3 Nisan 2025 Perşembe

Farz namazlarda ilk oturuşu unutan kimse namazını nasıl tamamlar?

İlk oturuş, namazın vaciplerindendir. Vacibin unutulması durumunda son oturuşta sehiv secdesi yapılması gerekir. İlk oturuşun kasten terk edilmesi ise tahrîmen mekruhtur, dolayısıyla namazın iade edilmesi gerekir (İbn Nüceym, el-Bahr, 1/310; İbn Âbidîn, Reddü’l-muhtâr, 2/88).

2 Nisan 2025 Çarşamba

Namazda son oturuşu yapmadan ayağa kalkan kişi ne yapmalıdır?

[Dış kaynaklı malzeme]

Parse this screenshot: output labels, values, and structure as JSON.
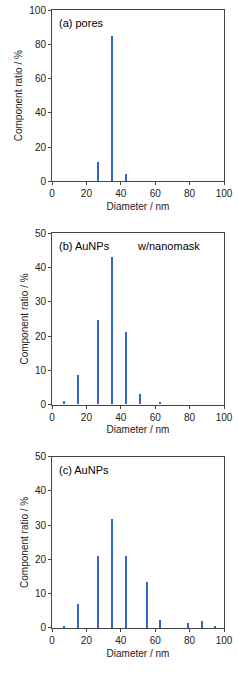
{
  "chart_data": [
    {
      "type": "bar",
      "title": "(a) pores",
      "x": [
        27,
        35,
        43
      ],
      "values": [
        11,
        85,
        4
      ],
      "color": "#3366cc",
      "xlabel": "Diameter / nm",
      "ylabel": "Component ratio / %",
      "xlim": [
        0,
        100
      ],
      "xticks": [
        0,
        20,
        40,
        60,
        80,
        100
      ],
      "ylim": [
        0,
        100
      ],
      "yticks": [
        0,
        20,
        40,
        60,
        80,
        100
      ],
      "grid": false
    },
    {
      "type": "bar",
      "title": "(b) AuNPs",
      "subtitle": "w/nanomask",
      "x": [
        7,
        15,
        27,
        35,
        43,
        51,
        63
      ],
      "values": [
        1.0,
        8.5,
        24.5,
        43,
        21,
        3,
        0.8
      ],
      "color": "#3366cc",
      "xlabel": "Diameter / nm",
      "ylabel": "Component ratio / %",
      "xlim": [
        0,
        100
      ],
      "xticks": [
        0,
        20,
        40,
        60,
        80,
        100
      ],
      "ylim": [
        0,
        50
      ],
      "yticks": [
        0,
        10,
        20,
        30,
        40,
        50
      ],
      "grid": false
    },
    {
      "type": "bar",
      "title": "(c) AuNPs",
      "x": [
        7,
        15,
        27,
        35,
        43,
        55,
        63,
        79,
        87,
        95
      ],
      "values": [
        0.8,
        7,
        21,
        32,
        21,
        13.5,
        2.5,
        1.5,
        2,
        0.8
      ],
      "color": "#3366cc",
      "xlabel": "Diameter / nm",
      "ylabel": "Component ratio / %",
      "xlim": [
        0,
        100
      ],
      "xticks": [
        0,
        20,
        40,
        60,
        80,
        100
      ],
      "ylim": [
        0,
        50
      ],
      "yticks": [
        0,
        10,
        20,
        30,
        40,
        50
      ],
      "grid": false
    }
  ]
}
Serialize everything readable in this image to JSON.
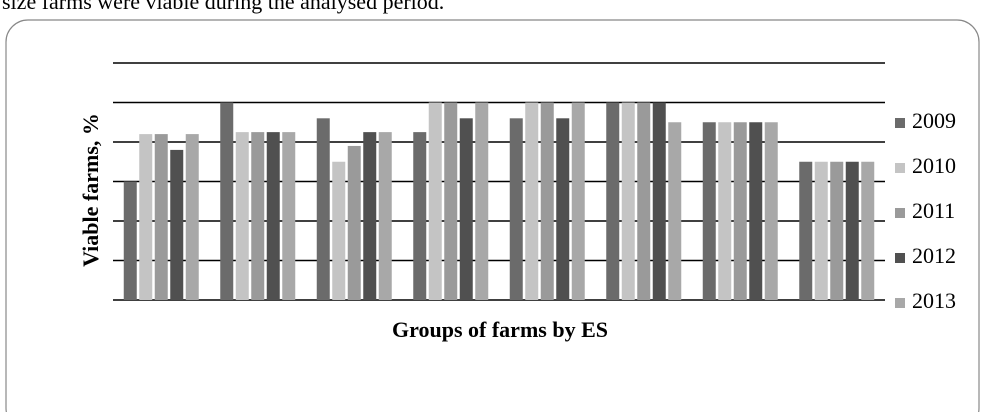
{
  "page_text": "size farms were viable during the analysed period.",
  "chart_data": {
    "type": "bar",
    "xlabel": "Groups of farms by ES",
    "ylabel": "Viable farms, %",
    "categories": [
      null,
      null,
      null,
      null,
      null,
      null,
      null,
      null
    ],
    "series": [
      {
        "name": "2009",
        "color": "#6b6b6b",
        "values": [
          60,
          100,
          92,
          85,
          92,
          100,
          90,
          70
        ]
      },
      {
        "name": "2010",
        "color": "#c4c4c4",
        "values": [
          84,
          85,
          70,
          100,
          100,
          100,
          90,
          70
        ]
      },
      {
        "name": "2011",
        "color": "#9a9a9a",
        "values": [
          84,
          85,
          78,
          100,
          100,
          100,
          90,
          70
        ]
      },
      {
        "name": "2012",
        "color": "#505050",
        "values": [
          76,
          85,
          85,
          92,
          92,
          100,
          90,
          70
        ]
      },
      {
        "name": "2013",
        "color": "#a8a8a8",
        "values": [
          84,
          85,
          85,
          100,
          100,
          90,
          90,
          70
        ]
      }
    ],
    "ylim": [
      0,
      120
    ],
    "yticks": [
      0,
      20,
      40,
      60,
      80,
      100,
      120
    ],
    "grid": true,
    "legend": "right"
  }
}
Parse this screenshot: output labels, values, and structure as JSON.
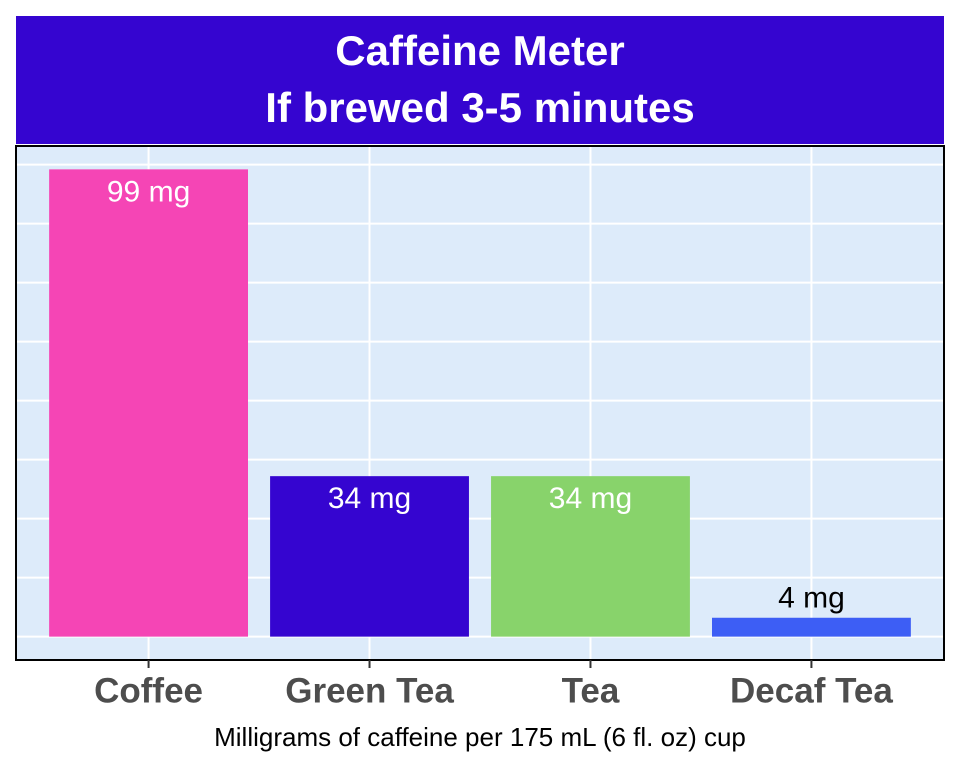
{
  "chart_data": {
    "type": "bar",
    "title": "Caffeine Meter",
    "subtitle": "If brewed 3-5 minutes",
    "x_label": "Milligrams of caffeine per 175 mL (6 fl. oz) cup",
    "categories": [
      "Coffee",
      "Green Tea",
      "Tea",
      "Decaf Tea"
    ],
    "values": [
      99,
      34,
      34,
      4
    ],
    "value_labels": [
      "99 mg",
      "34 mg",
      "34 mg",
      "4 mg"
    ],
    "colors": [
      "#f545b5",
      "#3505d0",
      "#88d36b",
      "#3d5ef5"
    ],
    "value_label_colors": [
      "#ffffff",
      "#ffffff",
      "#ffffff",
      "#000000"
    ],
    "header_color": "#3505d0",
    "ylim": [
      -4.95,
      103.95
    ],
    "yticks": [
      0,
      12.5,
      25,
      37.5,
      50,
      62.5,
      75,
      87.5,
      100
    ],
    "grid": true
  }
}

Namaz kılmakta olan birisi, son oturuşu yapmadan unutkanlıkla ayağa kalkarsa, secdeye varmadıkça geri oturup tahiyyât duasını okuduktan sonra sehiv secdesi yaparak namazını tamamlar.
Eğer kalktığı rek'atın secdesini yapmışsa İmam Ebû Hanîfe ve İmam Ebû Yûsuf’a göre artık bu namazın farz namaz olarak tamamlanması mümkün olmaz. Kılmakta olduğu namaz, iki veya dört rek'atlı bir namaz ise bu durumda, bir rek'at daha kılarak namazını tamamlar. Bu namaz, nâfileye dönüşmüş olur. Ardından bu farzı yeniden kılması gerekir.
Yanlışlıkla kalkılan rek'atın secdesi yapılmışsa buna bir rek'atın eklenmesi, nâfile namazların çift sayılı rek'atlar şeklinde kılınmasının meşru olmasından dolayıdır (İbn Nüceym, el-Bahr, 2/112). Kılmakta olduğu namaz akşam namazı ise kalktığı rek'atın secdesini yapmamışsa, yukarıda olduğu gibi geri oturup sehiv secdesi yaparak namazını tamamlar. Eğer kalktığı rek'atın secdesini yapmışsa bu durumda namazı dört rek'at olarak kılmış olur. Kıldığı namaz bu hâliyle nâfileye dönüşmüş olacağından akşam namazının farzını yeniden kılar.